Re: Handling live translation of cues to WebVTT from Philip Jägenstedt on 2014-01-25 (public-texttracks@w3.org from January 2014)

From: Philip Jägenstedt <philipj@opera.com>
Date: Sat, 25 Jan 2014 23:47:19 +0700
To: Brendan Long <B.Long@cablelabs.com>
Cc: "public-texttracks@w3.org" <public-texttracks@w3.org>
Message-ID: <CAMQvoCn4fXt0x8qAXADUqMkkYRV+NY7pHXFwEhFY=Dz6mCjfhg@mail.gmail.com>

On Sat, Jan 25, 2014 at 12:15 AM, Brendan Long <B.Long@cablelabs.com> wrote:
> On Fri, 2014-01-24 at 23:33 +0700, Philip Jägenstedt wrote:
>
> Having looked at the original thread, I can only guess that you don't
> want to involve scripts, since if you can rely on scripts it seems
> like you could easily do what you're asking for. What is the reason
> that you do not want to use scripts here?
>
> First, a philosophical reason: Requiring JavaScript to play a live video
> with captions seems like a huge hack. Technically, we could decode videos in
> JavaScript too, but that doesn't mean it's a good solution.
>
> Second, a practical reason: If we can produce a valid WebVTT document, then
> any web page can display it with a normal video tag. If we have to use
> JavaScript, then inevitably there will be several different ways of doing
> it, and any page that wants to use live captions from outside sources will
> need a list of JavaScript hacks to make them all work. Then, anytime a site
> that produces live captions changes its method, anything that depends on it
> will break until they update their JavaScript.. It just seems like "live
> video" is a normal enough case we shouldn't push all of this complexity on
> every site that plays them.

It's always difficult to decide which features warrant a declarative
solution and which should be left to scripts. I'm trying to understand
out what the costs to either approach are.

It seems to me that when you do live streaming, you're going to be
using Media Source Extensions, which require rather a lot of
JavaScript. In that context the script required to update the end
times of cues when the next cue comes in doesn't seem much of a
burden. In other words the cost of *not* solving this declaratively
doesn't seem very high. (I've probably misunderstood some part of the
use case, in particular "live captions from outside sources" seem
mysterious to me.)

So, what about the cost in solving this declaratively?

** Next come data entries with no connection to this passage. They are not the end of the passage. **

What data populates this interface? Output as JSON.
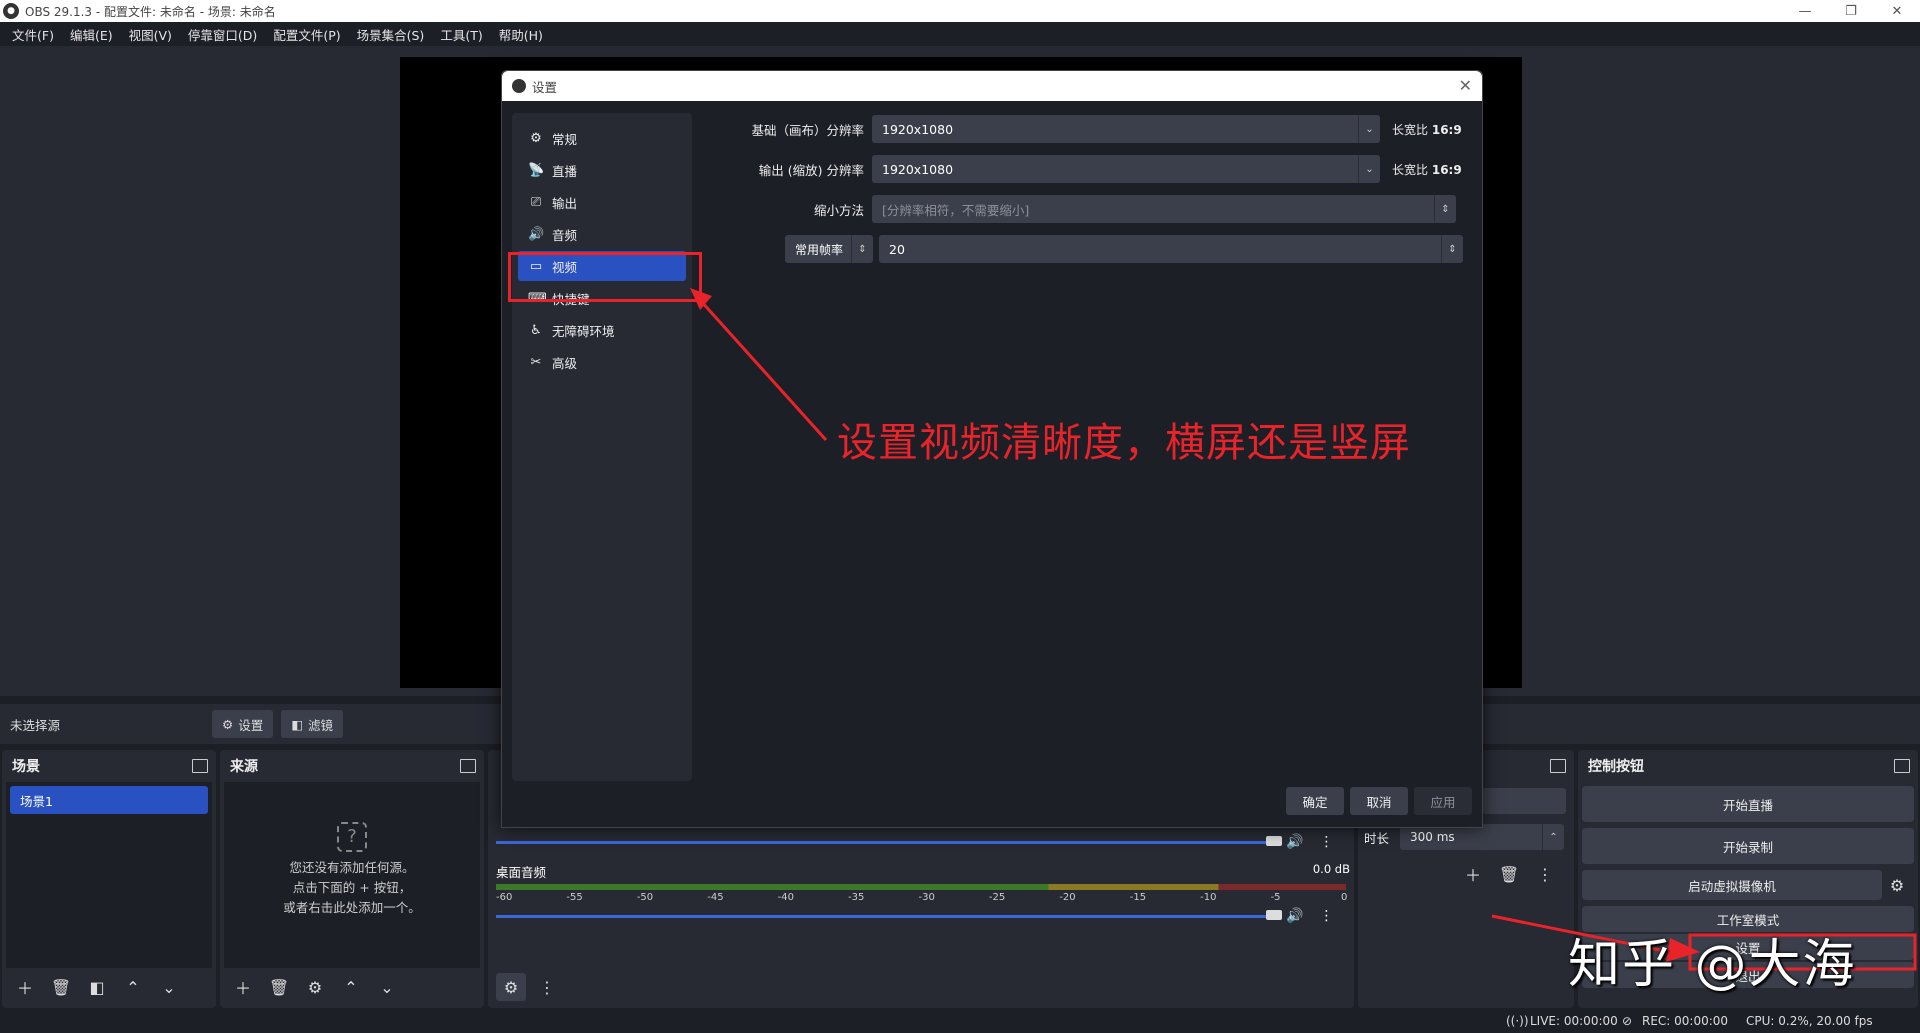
{
  "window": {
    "title": "OBS 29.1.3 - 配置文件: 未命名 - 场景: 未命名"
  },
  "menu": [
    "文件(F)",
    "编辑(E)",
    "视图(V)",
    "停靠窗口(D)",
    "配置文件(P)",
    "场景集合(S)",
    "工具(T)",
    "帮助(H)"
  ],
  "source_bar": {
    "no_source": "未选择源",
    "settings": "设置",
    "filters": "滤镜"
  },
  "scenes": {
    "title": "场景",
    "items": [
      "场景1"
    ]
  },
  "sources": {
    "title": "来源",
    "empty_line1": "您还没有添加任何源。",
    "empty_line2": "点击下面的 + 按钮，",
    "empty_line3": "或者右击此处添加一个。"
  },
  "mixer": {
    "desktop_audio": "桌面音频",
    "desktop_db": "0.0 dB",
    "ticks": [
      "-60",
      "-55",
      "-50",
      "-45",
      "-40",
      "-35",
      "-30",
      "-25",
      "-20",
      "-15",
      "-10",
      "-5",
      "0"
    ]
  },
  "transitions": {
    "duration_label": "时长",
    "duration_value": "300 ms"
  },
  "controls": {
    "title": "控制按钮",
    "start_stream": "开始直播",
    "start_record": "开始录制",
    "virtual_cam": "启动虚拟摄像机",
    "studio_mode": "工作室模式",
    "settings": "设置",
    "exit": "退出"
  },
  "status": {
    "live": "LIVE: 00:00:00",
    "rec": "REC: 00:00:00",
    "cpu": "CPU: 0.2%, 20.00 fps"
  },
  "settings_dialog": {
    "title": "设置",
    "nav": [
      {
        "label": "常规",
        "icon": "gear-icon"
      },
      {
        "label": "直播",
        "icon": "antenna-icon"
      },
      {
        "label": "输出",
        "icon": "monitor-output-icon"
      },
      {
        "label": "音频",
        "icon": "speaker-icon"
      },
      {
        "label": "视频",
        "icon": "video-monitor-icon"
      },
      {
        "label": "快捷键",
        "icon": "keyboard-icon"
      },
      {
        "label": "无障碍环境",
        "icon": "accessibility-icon"
      },
      {
        "label": "高级",
        "icon": "tools-icon"
      }
    ],
    "base_res_label": "基础（画布）分辨率",
    "base_res_value": "1920x1080",
    "base_ratio_label": "长宽比",
    "base_ratio_value": "16:9",
    "output_res_label": "输出 (缩放) 分辨率",
    "output_res_value": "1920x1080",
    "output_ratio_label": "长宽比",
    "output_ratio_value": "16:9",
    "downscale_label": "缩小方法",
    "downscale_value": "[分辨率相符，不需要缩小]",
    "fps_type": "常用帧率",
    "fps_value": "20",
    "ok": "确定",
    "cancel": "取消",
    "apply": "应用"
  },
  "annotation": "设置视频清晰度，横屏还是竖屏",
  "watermark": "知乎 @大海",
  "colors": {
    "accent": "#2a51c2",
    "annotation_red": "#e8232a"
  }
}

1. Is the special keyword NEXT for the end time the only new syntax
that's required?
2. When should the end time of a NEXTy cue be updated? Is it when a
new cue with a higher start time is parsed, or should e.g. a script
modifying the start time of an existing cue also do something?
3. Should the endTime IDL attribute actually be modified, or should it
simply be that a cue with end time NEXT is not considered active if
there are any cues with a later end time?
4. What happens when you have two cues with the same start time that
both have end time NEXT?

Depending on how this is supposed to work, it will be add more or less
complexity to the spec and implementations.

Philip

Received on Saturday, 25 January 2014 16:47:48 UTC